To get there Judge Leon has to take several steps, at least one of which will likely be controversial.
1. Judge Leon finds (some of) the plaintiffs have standing. I don’t think this will be the controversial part, although I commend the text around footnote 36, and especially footnote 36, to anyone who has doubts.
2. Judge Leon holds that the APA review is implicitly precluded by FISA and by the Patriot Act. Generally, courts do not find implied preclusion of the APA, and I never like it, but I do not think this will be the controversial part of this opinion.

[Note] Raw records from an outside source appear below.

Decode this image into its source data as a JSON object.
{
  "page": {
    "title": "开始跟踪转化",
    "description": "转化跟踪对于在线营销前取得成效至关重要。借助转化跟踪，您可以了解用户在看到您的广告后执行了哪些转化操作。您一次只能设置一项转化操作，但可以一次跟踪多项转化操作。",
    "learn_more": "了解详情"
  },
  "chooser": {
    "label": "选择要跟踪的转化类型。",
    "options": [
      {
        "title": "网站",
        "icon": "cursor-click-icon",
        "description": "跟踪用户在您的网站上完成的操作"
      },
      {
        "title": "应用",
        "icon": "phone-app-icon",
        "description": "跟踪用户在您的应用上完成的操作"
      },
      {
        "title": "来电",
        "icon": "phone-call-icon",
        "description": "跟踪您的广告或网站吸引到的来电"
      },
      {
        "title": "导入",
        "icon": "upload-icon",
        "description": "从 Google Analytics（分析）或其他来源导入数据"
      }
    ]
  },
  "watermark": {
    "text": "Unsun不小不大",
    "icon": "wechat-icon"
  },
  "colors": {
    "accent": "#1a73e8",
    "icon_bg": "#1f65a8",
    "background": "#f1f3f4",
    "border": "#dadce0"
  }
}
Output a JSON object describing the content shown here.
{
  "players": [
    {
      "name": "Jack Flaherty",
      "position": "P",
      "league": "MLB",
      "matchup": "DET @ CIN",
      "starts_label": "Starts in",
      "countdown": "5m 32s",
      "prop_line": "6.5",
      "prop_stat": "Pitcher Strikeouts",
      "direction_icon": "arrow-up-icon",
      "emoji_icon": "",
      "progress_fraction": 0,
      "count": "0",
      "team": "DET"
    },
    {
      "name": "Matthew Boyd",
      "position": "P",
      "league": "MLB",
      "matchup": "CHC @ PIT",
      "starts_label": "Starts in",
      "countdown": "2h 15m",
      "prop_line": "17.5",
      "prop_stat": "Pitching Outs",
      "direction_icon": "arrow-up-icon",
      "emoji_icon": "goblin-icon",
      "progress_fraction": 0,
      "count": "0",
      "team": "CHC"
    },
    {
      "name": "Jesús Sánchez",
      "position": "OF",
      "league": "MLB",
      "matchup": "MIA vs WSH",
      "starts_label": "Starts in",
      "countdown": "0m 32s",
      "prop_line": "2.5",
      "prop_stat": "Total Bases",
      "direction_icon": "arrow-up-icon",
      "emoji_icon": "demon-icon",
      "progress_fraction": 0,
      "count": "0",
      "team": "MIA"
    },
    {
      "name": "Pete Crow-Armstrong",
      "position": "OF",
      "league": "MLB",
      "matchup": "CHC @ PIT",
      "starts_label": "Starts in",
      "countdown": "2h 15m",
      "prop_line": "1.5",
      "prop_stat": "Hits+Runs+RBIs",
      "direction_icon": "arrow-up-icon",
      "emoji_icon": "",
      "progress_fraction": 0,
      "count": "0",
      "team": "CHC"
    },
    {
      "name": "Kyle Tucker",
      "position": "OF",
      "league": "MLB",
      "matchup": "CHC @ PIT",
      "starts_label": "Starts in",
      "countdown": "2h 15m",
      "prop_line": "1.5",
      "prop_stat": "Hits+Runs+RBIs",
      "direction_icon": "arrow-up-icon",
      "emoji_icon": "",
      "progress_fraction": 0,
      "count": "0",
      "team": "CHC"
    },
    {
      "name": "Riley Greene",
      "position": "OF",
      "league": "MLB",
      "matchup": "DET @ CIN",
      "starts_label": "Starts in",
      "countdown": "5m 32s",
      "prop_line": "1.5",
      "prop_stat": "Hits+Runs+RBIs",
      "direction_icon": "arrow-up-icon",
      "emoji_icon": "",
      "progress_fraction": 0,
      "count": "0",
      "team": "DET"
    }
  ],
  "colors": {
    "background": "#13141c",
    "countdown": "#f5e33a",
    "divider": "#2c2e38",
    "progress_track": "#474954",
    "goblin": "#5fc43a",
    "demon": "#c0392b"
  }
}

3. Judge Leon holds that the collection and analysis of telephone metadata is a search. I think this obviously is the right answer on first principles. Doctrine makes it harder to reach that conclusion than it should. For starters, there’s the problem of the pen register precedents — the Supreme Court has said that installing and using a pen registers is not a search, and they collect pretty much the same data as does the NSA — just one line at a time, and for limited intervals. Doctrine does not make it easy to say that the scope and scale of the NSA’s activities are so transformative as to make Smith v. Maryland, 442 US 735 (1979) (pen register not a 4th Amendment search) inapplicable. But that’s what Judge Leon more or less does. He also relies, somewhat less persuasively, on the close relationship between the government and the carriers as far exceeding any reasonable expectation of erosion of privacy. Slightly more persuasive is the argument that technological change — the ways in which the data can be used — make it time to rethink Smith as does the change in the way we use phones — one mobile per person, instead of one fixed line phone in 90% of homes when Smith was decided. I think the most one can say here is that if the Supreme Court wants to revisit Smith as five Justices may have signaled in United States v. Jones, 132 S. Ct. 945 (2012) [Smith and Jones, what great names for privacy and mass surveillance cases!], then here’s the chance to do so.
4. Judge Leon rejects the ‘special needs’ exception to the Fourth Amendment. I think this exception is a mistake on principle, but again it’s doctrine. But here the doctrine is less helpful to the NSA, especially as it appears that it introduced no evidence — despite being invited to do so — as to the efficacy or utility of the bulk meta-date program. That might change, though, if the trial ever gets to the merits.
all the other trial court s that have addressed the bulk telephony metadata collection program ruled that it was legal.
Judge Leon stayed his own order pending appeal, which is certain. How timely that Obama’s new nominees to the D.C. Circuit will be on duty for the all-too-likely en banc!